Она не двинулась с места, не шелохнулась. Сидела, сложив руки на коленях и ничего не слыша, кроме негодующего стука шагов в глубине дома.
– Возьмите-ка рюмку, – настойчиво приказал он. – Яичница наша совсем остыла.
– Да, да, – согласилась она, по-прежнему не двигаясь. – Может, я лучше поеду? – и поспешила заинтересоваться рисунком на клеенке, озабоченно обвела пальцем какую-то розочку.
– Не говорите чепухи!
– Почему – чепухи? Вы сами знаете, что никакая не чепуха.
– Она сейчас уедет, – сказал он неуверенно.
– Почему ты решил, что я уеду?
Таня, видимо, обошла дом и – опять из сада – вернулась.
– Не только я не уеду, а и Вадим к вечеру приедет, и Николай со своими. Мы договорились провести наш уикэнд на свежем воздухе. Надеюсь, мы вам не помешаем?..
«Какая она недобрая, нехорошая, – с тоской думала Анна Константиновна, не поднимая головы. – Об отце совсем не думает...»
– Кстати сказать, – продолжала тем же сухим, колючим голосом Таня, – и прибраться бы здесь не мешало. А то соберетесь обосноваться, а кругом – пыль.
– Тебе не кажется, – спросил Антон Николаевич со спокойствием на пределе, – что ты ведешь себя неприлично?
Таня, похоже, именно этого с нетерпением ждала.
– Это я, – подчеркнула, задыхаясь, «я», – это я веду себя неприлично?! А ты ведешь себя прилично? Да?.. Не заставляй меня при постороннем человеке...
– Замолчи! – крикнул Антон Николаевич угрожающе. Таня на секунду застыла, как бы до глубины души этим выкриком оскорбленная. Повернулась и исчезла за дверью.
– Господи! – горестно воскликнула она оттуда и, как ребенок, громко и беспомощно всхлипнула.
– Я поеду, – сказала Анна Константиновна, решительно вскакивая. – Вы уж извините меня, Антон Николаевич.
Он тоже поднялся, стоял между нею и дверью, куда с плачем убежала его дочка, и опять увиделся Анне Константиновне старым, слабым и беззащитным, отчего сердце у нее, как у него сейчас, разрывалось на две части.
– Я вас очень прошу, – сказал он, – одну только минутку подождите... Посидите в саду, я сейчас к вам приду.
– Ни к чему это, – пробормотала она, но невозможно было в чем бы то ни было сейчас отказать ему, нанести еще одну обиду. – Ладно, подожду... Вы с ней не ссорьтесь, – взмолилась она. – Дочки-то другой не будет, а я и правда человек посторонний.
– Опять чепуху городите? – резко оборвал он, а наткнувшись на ее грустно-укоряющий взгляд, попросил: – Не обижайтесь. Вы же умница, вы должны понять.
Она лишь вздохнула прерывисто. Этот вздох облегчил, освободил немного сердце, до боли чем-то зажатое.
Она вышла в сад, прошла подальше от дома, села на скамеечке под сосной в глухом уголке сада.
Села и задумалась, кручинясь.
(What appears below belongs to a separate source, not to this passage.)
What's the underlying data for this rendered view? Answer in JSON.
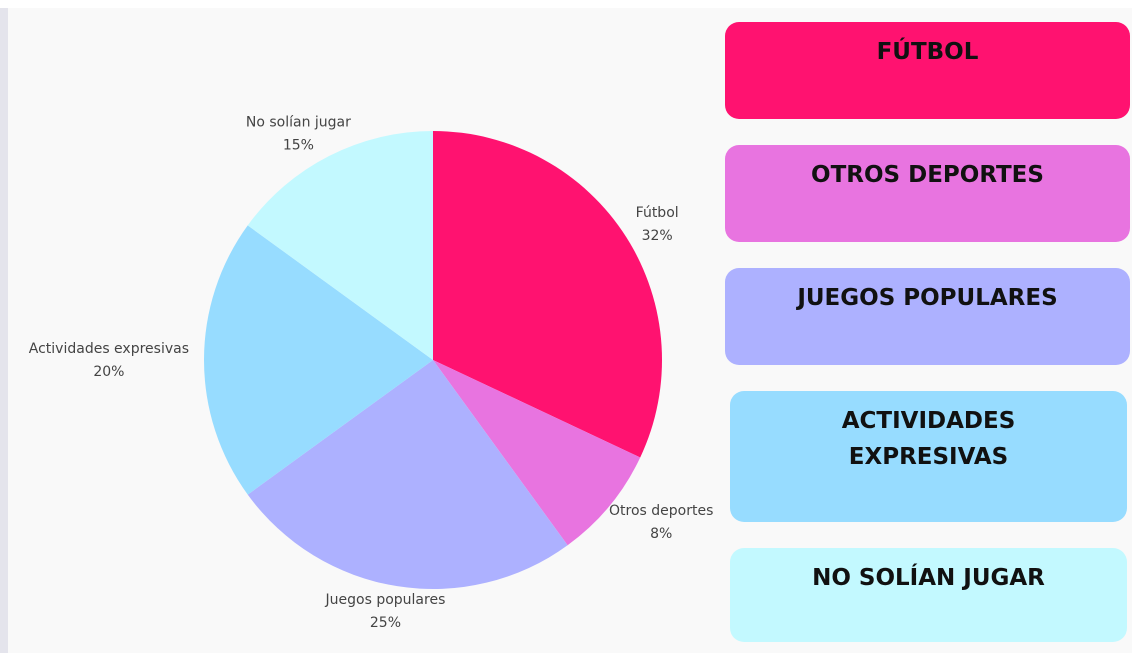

Ей Таню хотелось понять. Кто и что ей плохого сделал? За что отца судит, осуждает? Осуждать тогда можно, была уверена Анна Константиновна, если кому-нибудь вред или несчастье, другим или самому. А тут – кому вред, кому несчастье?.. И ведь сама отчего-то страдает, плачет. За кого ей обидно, кого жаль? Анна Константиновна решительно не могла найти, кого бы следовало до этой минуты жалеть. Теперь-то всех можно жалеть: и Таню, и Антона Николаевича, и ее, Анну Константиновну... Если дочь о памяти матери хлопочет, так никто эту память не осквернил, ничем не ущемил. Таня небось за эти два месяца ни разу на Ваганьковское не съездила, а Антон Николаевич и сам не раз и не два был, и вместе с Анной Константиновной тоже – посидели около могилы, цветы положили. Пустяки, конечно, но тоже кое о чем говорит, если бы Таня хоть о чем-то знать хотела или к чему-то в них, в отце, Анне Константиновне, прислушалась... Отец такой чуткий, тонкий, а она что же? В кого она-то у них?
«Может, сын приедет, все расставит по местам? – без большой веры подумала Анна Константиновна. – Все-таки мужчины спокойней, рассудительней. Женщины накричат, нашумят, а с мужчиной можно вести диалог, они хоть слушать других умеют».
Ну ладно, допустим, он уговорит сестру не трогать отца, позволить ему жить как хочется. А дальше что? Куда им деваться? Деваться им все равно некуда.